Тёмные времена II. Искры черного пламени - страница 5

Шрифт
Интервал


– Деда, деда, мне страшно! – отчаянно рыдает четырехлетний мальчишка с растрепанными тонкими волосами и и рыжими кисточками на концах острых ушей.

– Тише, Райши, не плачь, – древний старик, утративший возможность трансформации, едва переставляет пораженные подагрой ноги, сжимая в узловатых пальцах слишком тяжелый для него меч.

Мальчик глотает слезы, хватается за подол неподпоясанной рубахи деда и с ужасом глядит за грозными безликими тенями в сверкающих доспехах, мелькающих в отблесках пылающего селения.

Коротко визжит стрела, разрезая воздух зазубренным наконечником, и старик медленно опускается на землю, хрипя и пытаясь вдохнуть горячий воздух пересохшими губами. Глухо звякает меч, выпадая из ослабевшей руки. И мальчишка заходится в громком, нечеловеческом вопле, размазывает слезы по лицу.

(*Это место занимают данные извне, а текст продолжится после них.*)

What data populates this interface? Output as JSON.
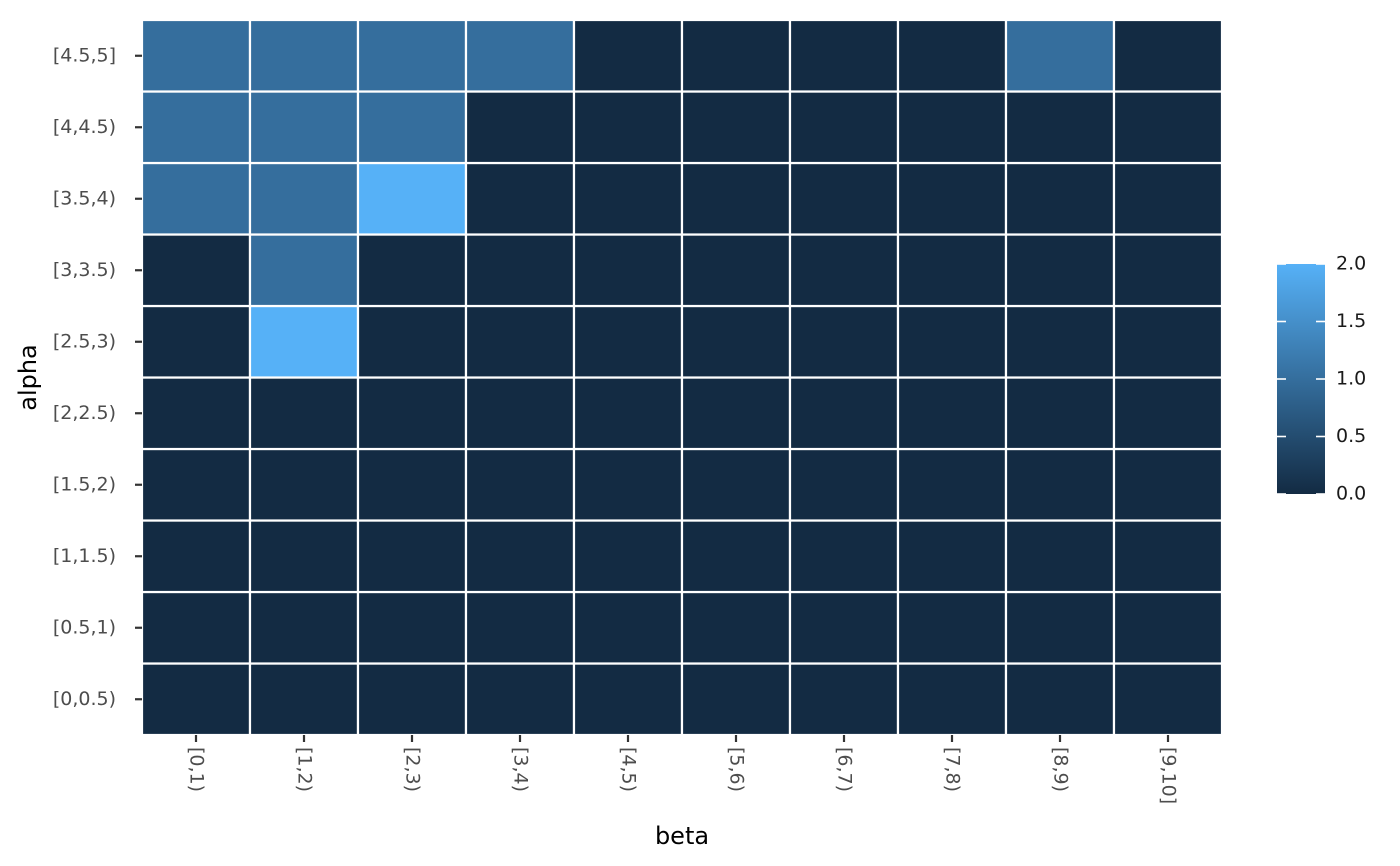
{
  "chart_data": {
    "type": "heatmap",
    "title": "",
    "xlabel": "beta",
    "ylabel": "alpha",
    "x_categories": [
      "[0,1)",
      "[1,2)",
      "[2,3)",
      "[3,4)",
      "[4,5)",
      "[5,6)",
      "[6,7)",
      "[7,8)",
      "[8,9)",
      "[9,10]"
    ],
    "y_categories": [
      "[0,0.5)",
      "[0.5,1)",
      "[1,1.5)",
      "[1.5,2)",
      "[2,2.5)",
      "[2.5,3)",
      "[3,3.5)",
      "[3.5,4)",
      "[4,4.5)",
      "[4.5,5]"
    ],
    "values": [
      [
        0,
        0,
        0,
        0,
        0,
        0,
        0,
        0,
        0,
        0
      ],
      [
        0,
        0,
        0,
        0,
        0,
        0,
        0,
        0,
        0,
        0
      ],
      [
        0,
        0,
        0,
        0,
        0,
        0,
        0,
        0,
        0,
        0
      ],
      [
        0,
        0,
        0,
        0,
        0,
        0,
        0,
        0,
        0,
        0
      ],
      [
        0,
        0,
        0,
        0,
        0,
        0,
        0,
        0,
        0,
        0
      ],
      [
        0,
        2,
        0,
        0,
        0,
        0,
        0,
        0,
        0,
        0
      ],
      [
        0,
        1,
        0,
        0,
        0,
        0,
        0,
        0,
        0,
        0
      ],
      [
        1,
        1,
        2,
        0,
        0,
        0,
        0,
        0,
        0,
        0
      ],
      [
        1,
        1,
        1,
        0,
        0,
        0,
        0,
        0,
        0,
        0
      ],
      [
        1,
        1,
        1,
        1,
        0,
        0,
        0,
        0,
        1,
        0
      ]
    ],
    "color_scale": {
      "low": "#132b43",
      "high": "#56b1f7",
      "limits": [
        0,
        2
      ]
    },
    "legend": {
      "position": "right",
      "ticks": [
        0,
        0.5,
        1,
        1.5,
        2
      ],
      "tick_labels": [
        "0.0",
        "0.5",
        "1.0",
        "1.5",
        "2.0"
      ]
    },
    "panel_background": "#ebebeb",
    "tile_border": "#ffffff",
    "grid": true
  }
}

– Кто тут у нас? – перед ребенком вырастает высокая фигура.

Блики яростного пламени играют на серебряном нагруднике и окрашивают семилучевую звезду, высеченную на стали, в кровавый цвет пожарищ.

– Опять выродок перевертышей, – грубо бросает второй, натягивая лук и спуская тетиву.

Неподалеку слышится предсмертный женский вскрик.

– Заканчивай. – Стрелок сплевывает на землю. – Таким тварям не место в этом мире.

И мальчишка обмирает, когда серебряный клинок, хищно вспыхнув, несется к беззащитному тельцу.

Латгардис поднял голову, избавляясь от видения. Коротко хрупнула сталь, осколками разлетаясь в сжавшейся руке, и император, хмуро отряхнув ладонь, пошел туда, где его люди сложили погребальный костер, отдавая последнюю честь погибшим. Что-то настойчиво билось в сознании, пыталось обратить его внимание на какую-то незаметную деталь, что ускользнула от цепких взглядов воинов-ругару.

Мужчина замер, прислушиваясь. Тихо и коротко воззвал к Госпоже Ночи, черпая силу из подставленных ладоней Тьмы, и только тогда услышал тихий плач, сменяющийся надсадным кашлем, скрытый за грохотом обрушивающихся балок и перекрытий. Словно гончий пес метнулся к одному из домов и отшатнулся назад, когда стены рухнули внутрь, складываясь, как соломенный шалаш. Взметнувшееся вверх разбуженное пламя ожесточенно плюнуло в лицо Императору горсти раскаленных углей, дохнуло смертью и вновь загудело, пожирая еще не прогоревшие бревна.

Крышка люка, ведущего в подпол, задымилась, и Латгардис не раздумывал более ни мгновения: от плотных перчаток остались лишь обгоревшие клочья, а кожа на руках пошла волдырями и рваными лохмотьями начала слезать с пальцев, когда император расшвыривал бревна в стороны. Лицо жгло немилосердно, вырвавшийся со стороны язык пламени опалил брови и оставил на щеке длинный ожог, но мужчина словно забыл про боль. И только когда он одним ударом пробил крепкое дерево люка, вытащил из задымленного подпола шестилетнего мальчишку, прижал к себе, закрывая от жара, и выскочил из бушующего огня, силы покинули его.